Buscarle un violín, pedir a algunos amigos que le den clases.
Para mí era normal, porque a través de Marcel, eran los más pobres los que pedían poder amar lo que nosotros amamos.
A Mathilde le encantaba bailar.
Todos los miércoles la llevaba a clases de baile en París, cerca del Trocadero.
Jocelyne quería ser modelo. Le conseguí un trabajo en la Rue Royal, en Jacques Griff.
Jacques quería una bicicleta; Nathalie, un caballete y colores; otro, un reloj; para la mayoría, era pan, un poco de dinero; para algunas, un vestido nuevo con bonitas flores….

Por la noche soñaba con ello. Me acordaba del niño que había sido, que se había perdido tantas cosas.
Pero, gracias a mi madre, tuve la oportunidad de ir a la escuela.
Yo también quería que todos los niños fueran a la escuela, que aprendieran, así que me quedé con sus familias.
Busqué libros para sus hijos, libros nuevos, y les enseñé el catecismo en una cabaña que había restaurado y hecho decorar con parábolas del Evangelio por unos suecos.

Algunos me entendían.
Pero muchos no aceptaban mi enfoque.
Sin embargo, todos esos niños que me pedían ayuda y me exigían cosas que nunca se me habrían ocurrido, decidieron mi destino como hombre y como sacerdote.

Cuando los niños estaban radiantes de alegría, mi felicidad era ver a los padres relajados.
Sentía que una atmósfera de paz se respiraba en el campamento.

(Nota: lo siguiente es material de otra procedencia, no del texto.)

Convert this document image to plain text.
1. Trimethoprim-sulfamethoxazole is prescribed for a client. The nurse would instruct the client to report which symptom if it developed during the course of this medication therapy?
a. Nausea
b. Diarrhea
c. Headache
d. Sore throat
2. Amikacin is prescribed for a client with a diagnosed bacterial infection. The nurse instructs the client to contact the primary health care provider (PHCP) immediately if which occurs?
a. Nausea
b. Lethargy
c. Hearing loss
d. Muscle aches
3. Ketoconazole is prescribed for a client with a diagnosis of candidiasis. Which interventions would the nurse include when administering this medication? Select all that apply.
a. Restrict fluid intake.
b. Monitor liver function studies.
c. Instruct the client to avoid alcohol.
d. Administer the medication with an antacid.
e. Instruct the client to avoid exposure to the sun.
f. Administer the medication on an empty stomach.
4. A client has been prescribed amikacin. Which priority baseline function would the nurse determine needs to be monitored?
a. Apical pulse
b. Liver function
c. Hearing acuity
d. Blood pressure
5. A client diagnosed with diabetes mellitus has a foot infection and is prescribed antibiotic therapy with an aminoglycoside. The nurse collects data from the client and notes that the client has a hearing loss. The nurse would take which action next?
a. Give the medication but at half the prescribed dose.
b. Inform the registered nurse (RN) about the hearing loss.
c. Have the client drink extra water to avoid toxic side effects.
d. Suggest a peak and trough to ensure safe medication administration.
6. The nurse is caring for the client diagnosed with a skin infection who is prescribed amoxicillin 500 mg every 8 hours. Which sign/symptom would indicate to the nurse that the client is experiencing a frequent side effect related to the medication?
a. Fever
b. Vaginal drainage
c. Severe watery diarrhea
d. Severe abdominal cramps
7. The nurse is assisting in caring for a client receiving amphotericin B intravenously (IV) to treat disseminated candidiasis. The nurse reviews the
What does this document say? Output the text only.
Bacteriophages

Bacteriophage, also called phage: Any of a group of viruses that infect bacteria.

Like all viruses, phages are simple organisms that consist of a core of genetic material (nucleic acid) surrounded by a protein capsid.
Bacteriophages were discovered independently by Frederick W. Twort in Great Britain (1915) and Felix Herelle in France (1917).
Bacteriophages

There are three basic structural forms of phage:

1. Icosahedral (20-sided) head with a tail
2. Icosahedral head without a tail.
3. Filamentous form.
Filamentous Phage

Es la misma felicidad que experimento desde hace 30 años, cuando la miseria se retira y la paz y la alegría ocupan su lugar, en Bangkok, Londres, Nueva York, Marsella, Bangui, Puerto Príncipe.

Ayer, eran muchos los que me decían:
“Lo más importante es enseñarles a ser respetuosos. Nunca serán felices con estos padres. ¿Por qué no alejarlos de sus familias?”
Tanto entonces como hoy,
sé que los padres son dignos y quieren ser responsables.
Por eso les defiendo. Explico al ayuntamiento, a la policía, a las organizaciones nacionales e internacionales, a las iglesias, a todo el mundo, cuán grande es su valor y que no negocian su dolor.

Por supuesto, durante estos 30 años,
me he enfrentado a innumerables dificultades para imponer la justicia en el corazón de los hombres.
Las familias me han ayudado mucho.
Ellas, que, como Madame Thommeret, no paraban de decirme:
«¡Nos ha devuelto el honor!

Se sumaron voluntarios que compartían el mismo ideal.
Y ustedes, amigos míos, se han convertido en los garantes
de que la lucha de ayer sea la de mañana.
Sabían que vivíamos la gran aventura del respeto de los derechos de los pobres. Nunca más las familias más pobres serán miradas con desdén, nunca más serán tratadas como pordioseras. Gracias a nosotros, por primera vez, madres y padres recuperan la confianza, se juntan, construyen una vida digna para sus hijos.
En definitiva, gracias a todos nosotros, ricos y miserables, la lucha contra la miseria se ha convertido en la lucha por el honor.

Amigos míos, durante 30 años hemos tenido tantas Navidades, ¡las Navidades más bonitas del mundo!
Hemos superado la desesperación y la tristeza.
A partir de ahora, los hombres, sea cual sea su condición,
dejarán que sus corazones se unen a la justicia.
Un camino está abierto, dejemos que otros lo tomen,
para que en el futuro la miseria no sea más que un mal recuerdo.